Skudlarczyk finished his junior season with a state championship win and a record of 41-1. His one loss was to the defending state champion of Oklahoma.

Perry Skudlarczyk got to watch his son in the most recent state championship match – not only as a father, or a coach, but as a fan.

“I know there’s not a whole lot of time left for me to just watch him wrestle,” he said.

Pat O’Hara, the Westlake head wrestling coach of 14 years, has watched and coached Skudlarczyk since his freshman year at Westlake.

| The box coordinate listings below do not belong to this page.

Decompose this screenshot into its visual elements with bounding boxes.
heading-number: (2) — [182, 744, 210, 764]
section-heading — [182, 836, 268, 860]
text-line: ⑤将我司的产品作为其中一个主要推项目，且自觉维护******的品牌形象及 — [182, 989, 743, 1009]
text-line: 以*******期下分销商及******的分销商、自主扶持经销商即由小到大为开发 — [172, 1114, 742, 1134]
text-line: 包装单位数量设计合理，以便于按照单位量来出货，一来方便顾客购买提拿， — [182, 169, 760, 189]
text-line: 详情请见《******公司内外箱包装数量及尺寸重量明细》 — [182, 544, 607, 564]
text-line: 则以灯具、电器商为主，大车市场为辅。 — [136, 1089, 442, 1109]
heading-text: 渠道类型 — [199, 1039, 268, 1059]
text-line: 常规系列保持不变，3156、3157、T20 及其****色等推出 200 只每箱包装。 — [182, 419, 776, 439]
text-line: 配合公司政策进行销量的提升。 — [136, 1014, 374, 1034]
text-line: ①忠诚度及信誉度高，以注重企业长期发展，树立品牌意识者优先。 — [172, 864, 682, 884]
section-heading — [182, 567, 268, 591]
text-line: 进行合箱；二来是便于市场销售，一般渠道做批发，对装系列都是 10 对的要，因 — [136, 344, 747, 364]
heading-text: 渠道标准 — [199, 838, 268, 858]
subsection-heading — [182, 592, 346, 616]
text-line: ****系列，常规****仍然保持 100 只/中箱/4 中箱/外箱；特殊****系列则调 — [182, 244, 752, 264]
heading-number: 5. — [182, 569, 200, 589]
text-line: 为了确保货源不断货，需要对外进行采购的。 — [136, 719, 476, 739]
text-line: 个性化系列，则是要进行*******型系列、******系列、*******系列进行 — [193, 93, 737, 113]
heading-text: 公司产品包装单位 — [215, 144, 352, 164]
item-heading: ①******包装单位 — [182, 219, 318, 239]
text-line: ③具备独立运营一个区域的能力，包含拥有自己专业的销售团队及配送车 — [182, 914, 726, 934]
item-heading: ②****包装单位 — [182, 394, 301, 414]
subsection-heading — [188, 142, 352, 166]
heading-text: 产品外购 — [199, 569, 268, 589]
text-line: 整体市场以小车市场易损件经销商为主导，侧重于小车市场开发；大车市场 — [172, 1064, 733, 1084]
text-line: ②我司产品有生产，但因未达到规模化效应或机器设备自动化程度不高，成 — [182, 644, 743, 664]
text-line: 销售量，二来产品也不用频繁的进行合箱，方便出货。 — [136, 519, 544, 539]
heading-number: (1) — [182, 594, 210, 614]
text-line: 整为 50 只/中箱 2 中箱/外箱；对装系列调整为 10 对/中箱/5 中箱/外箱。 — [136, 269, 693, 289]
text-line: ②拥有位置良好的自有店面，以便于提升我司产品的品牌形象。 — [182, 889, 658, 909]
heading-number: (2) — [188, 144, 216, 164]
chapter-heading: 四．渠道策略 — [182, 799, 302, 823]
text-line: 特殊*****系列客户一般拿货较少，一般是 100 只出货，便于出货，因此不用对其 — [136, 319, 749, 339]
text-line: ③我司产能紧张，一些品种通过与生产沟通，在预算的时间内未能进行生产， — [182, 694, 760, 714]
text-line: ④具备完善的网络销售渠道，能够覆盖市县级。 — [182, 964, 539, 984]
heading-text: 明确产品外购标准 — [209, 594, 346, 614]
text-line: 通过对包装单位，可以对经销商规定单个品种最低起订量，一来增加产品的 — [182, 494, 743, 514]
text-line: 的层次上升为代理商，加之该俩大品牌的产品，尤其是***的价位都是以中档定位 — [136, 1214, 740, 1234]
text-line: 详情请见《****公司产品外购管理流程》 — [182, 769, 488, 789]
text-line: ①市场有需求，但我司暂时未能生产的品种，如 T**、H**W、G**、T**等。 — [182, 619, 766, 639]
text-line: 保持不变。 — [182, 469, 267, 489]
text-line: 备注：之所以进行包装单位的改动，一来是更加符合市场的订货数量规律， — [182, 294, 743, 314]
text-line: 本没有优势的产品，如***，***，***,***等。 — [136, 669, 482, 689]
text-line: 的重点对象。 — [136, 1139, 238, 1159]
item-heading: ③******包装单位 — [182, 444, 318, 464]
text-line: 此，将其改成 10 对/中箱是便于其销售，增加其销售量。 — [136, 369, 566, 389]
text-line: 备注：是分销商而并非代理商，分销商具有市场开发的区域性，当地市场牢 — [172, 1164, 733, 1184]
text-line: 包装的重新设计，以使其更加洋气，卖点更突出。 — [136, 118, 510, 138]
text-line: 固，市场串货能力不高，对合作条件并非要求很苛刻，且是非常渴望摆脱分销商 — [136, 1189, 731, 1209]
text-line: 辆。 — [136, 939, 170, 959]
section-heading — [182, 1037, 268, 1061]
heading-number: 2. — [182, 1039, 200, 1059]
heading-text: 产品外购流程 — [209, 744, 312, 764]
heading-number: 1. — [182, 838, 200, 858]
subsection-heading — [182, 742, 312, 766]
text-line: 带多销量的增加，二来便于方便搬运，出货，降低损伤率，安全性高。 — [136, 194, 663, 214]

“He is unbelievably focused and driven,” O’Hara said. “One of the most I’ve ever coached in that regard. I mean he is just all wrestling all the time. I sometimes think almost too much, like I’d like to see him pull back a little, but that’s just how his motor goes.”

But Skudlarczyk doesn’t want to cut back; he wants to wrestle in college and maybe longer.

Getting recruited for college wrestling is difficult for a Texas athlete. Compared to areas of the U.S. such as the Midwest, for example, Texas wrestlers must travel not only to be seen, but also to find competition.

“Texas still isn’t quite on the level as states such as Ohio, Pennsylvania, New Jersey and even Oklahoma,” O’Hara said, “but there is quite a bit of growth each year.”

Ray Shoaf, owner and photographer for WrestlingTexas, a website dedicated to promoting wrestlers from within the state of Texas on the national collegiate level, has followed Skudlarczyk throughout his wrestling career and believes he has what it takes to not only wrestle in college, but specifically for a Division 1 team.

“What separates Jack from a lot of the other wrestlers is that Jack works 24/7,” Shoaf said. “[I could see Jack wrestling] at a D-1 college…like a Virginia, Oklahoma, OSU. There is opportunity for our Texas wrestlers to get out to these colleges and I think Jack’s one of them.”

There are 298 wrestling teams in Class 5A and 6A, the biggest schools in Texas. Although the number continues to grow yearly, Skudlarczyk still travels to tournaments nationally in hopes of scoring a rare NCAA Division I wrestling scholarship.

According to the NCAA, there is an average of 32 wrestlers on each D-1 team with an average of 9.9 scholarships available each year.

It’s more common for college athletic departments to give a higher number of partial scholarships to wrestlers rather than full scholarships.

Wrestling for a D-1 college may seem difficult enough, but getting the opportunity to wrestle in college at all is a different story.

In 2015 there were 269,514 high school wrestlers in the United States. Of that number, only 6,982 made it onto one of the 130 NCAA wrestling teams.

These odds aren’t holding Skudlarczyk back.

“An NCAA championship is my main goal and I think after that if everything goes as planned, the Olympics follows,” Skudlarczyk said. “Really right now, an NCAA championship, I want to win one of those.”